The moving averages are irrelevant here. Momentum is all that matters. If Shiba Inu can reclaim $0.00000700 on heavy volume, the squeeze could extend to $0.00000850. But don’t overstay your welcome. The risk of another rug-pull or developer exit is non-trivial. Set stops tight and be prepared to bail at the first sign of weakness.
The bear case is straightforward. If the broader crypto market continues to unwind, Shiba Inu will get dragged lower. Any sign of regulatory scrutiny or exchange delisting could be the final nail in the coffin. But if Bitcoin stabilizes and retail flows return, the bounce could be sharp and fast.
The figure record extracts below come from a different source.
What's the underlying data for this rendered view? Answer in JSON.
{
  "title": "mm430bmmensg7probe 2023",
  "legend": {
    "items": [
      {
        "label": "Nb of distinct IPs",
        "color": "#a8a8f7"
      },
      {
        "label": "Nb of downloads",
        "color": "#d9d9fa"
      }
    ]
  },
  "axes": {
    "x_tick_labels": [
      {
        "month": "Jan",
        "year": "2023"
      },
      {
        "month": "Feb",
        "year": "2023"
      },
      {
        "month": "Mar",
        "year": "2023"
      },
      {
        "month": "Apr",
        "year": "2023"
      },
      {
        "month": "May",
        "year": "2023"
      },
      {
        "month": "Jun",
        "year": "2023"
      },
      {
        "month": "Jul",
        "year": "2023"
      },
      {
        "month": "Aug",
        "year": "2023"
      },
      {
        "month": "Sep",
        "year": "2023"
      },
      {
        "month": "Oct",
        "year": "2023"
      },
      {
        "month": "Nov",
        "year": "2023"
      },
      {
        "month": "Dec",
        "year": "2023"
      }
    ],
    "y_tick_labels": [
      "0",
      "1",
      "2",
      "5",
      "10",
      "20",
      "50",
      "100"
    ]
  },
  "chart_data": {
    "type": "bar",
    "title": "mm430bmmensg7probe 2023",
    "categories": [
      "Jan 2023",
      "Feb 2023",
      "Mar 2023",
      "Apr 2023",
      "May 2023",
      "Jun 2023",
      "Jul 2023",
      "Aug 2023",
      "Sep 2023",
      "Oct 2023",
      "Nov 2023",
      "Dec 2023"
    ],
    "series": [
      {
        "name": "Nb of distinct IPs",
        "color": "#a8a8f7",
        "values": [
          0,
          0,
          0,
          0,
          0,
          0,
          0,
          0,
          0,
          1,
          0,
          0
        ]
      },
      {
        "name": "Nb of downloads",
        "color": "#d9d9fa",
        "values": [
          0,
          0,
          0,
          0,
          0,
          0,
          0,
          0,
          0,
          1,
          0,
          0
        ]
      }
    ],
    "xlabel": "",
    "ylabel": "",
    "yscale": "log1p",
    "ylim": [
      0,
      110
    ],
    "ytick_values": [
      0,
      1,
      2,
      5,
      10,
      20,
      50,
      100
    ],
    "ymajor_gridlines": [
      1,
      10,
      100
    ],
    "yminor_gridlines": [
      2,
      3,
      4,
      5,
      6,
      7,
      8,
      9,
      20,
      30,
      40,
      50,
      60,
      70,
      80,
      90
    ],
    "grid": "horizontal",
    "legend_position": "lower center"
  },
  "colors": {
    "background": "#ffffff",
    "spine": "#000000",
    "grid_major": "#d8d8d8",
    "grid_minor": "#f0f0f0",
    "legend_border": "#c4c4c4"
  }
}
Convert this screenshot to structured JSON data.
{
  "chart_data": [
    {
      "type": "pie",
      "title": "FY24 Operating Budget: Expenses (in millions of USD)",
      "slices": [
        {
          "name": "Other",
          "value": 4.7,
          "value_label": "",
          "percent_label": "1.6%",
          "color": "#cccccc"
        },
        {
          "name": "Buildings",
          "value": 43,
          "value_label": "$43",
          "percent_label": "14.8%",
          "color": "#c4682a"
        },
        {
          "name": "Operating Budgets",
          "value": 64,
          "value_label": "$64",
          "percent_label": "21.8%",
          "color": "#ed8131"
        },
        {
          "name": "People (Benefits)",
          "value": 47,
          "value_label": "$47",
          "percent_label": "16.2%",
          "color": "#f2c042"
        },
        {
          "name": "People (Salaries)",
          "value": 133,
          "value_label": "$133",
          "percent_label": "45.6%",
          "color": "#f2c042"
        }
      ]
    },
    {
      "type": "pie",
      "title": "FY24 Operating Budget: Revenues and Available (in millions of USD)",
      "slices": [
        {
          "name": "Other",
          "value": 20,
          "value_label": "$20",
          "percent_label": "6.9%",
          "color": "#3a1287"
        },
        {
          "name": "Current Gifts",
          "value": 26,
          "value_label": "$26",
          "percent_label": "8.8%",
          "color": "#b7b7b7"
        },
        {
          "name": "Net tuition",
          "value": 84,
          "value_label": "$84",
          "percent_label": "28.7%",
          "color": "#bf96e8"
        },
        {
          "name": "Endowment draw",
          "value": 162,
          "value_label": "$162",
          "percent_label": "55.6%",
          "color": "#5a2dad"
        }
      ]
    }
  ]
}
The opportunity here is for traders, not investors. This is a scalp, not a swing trade. Look for signs of capitulation, then fade the panic. But don’t fall in love with the trade. The meme coin era may be over, but that doesn’t mean you can’t profit from its last gasp.
Strykr Take
This is the kind of setup that rewards speed and punishes conviction. Shiba Inu is either dead or about to stage one of the nastiest short squeezes of the year. The risk is obvious, but so is the reward. If you’re going to play, size small and move fast. The only thing worse than being the last bagholder is missing the bounce everyone else was too scared to touch.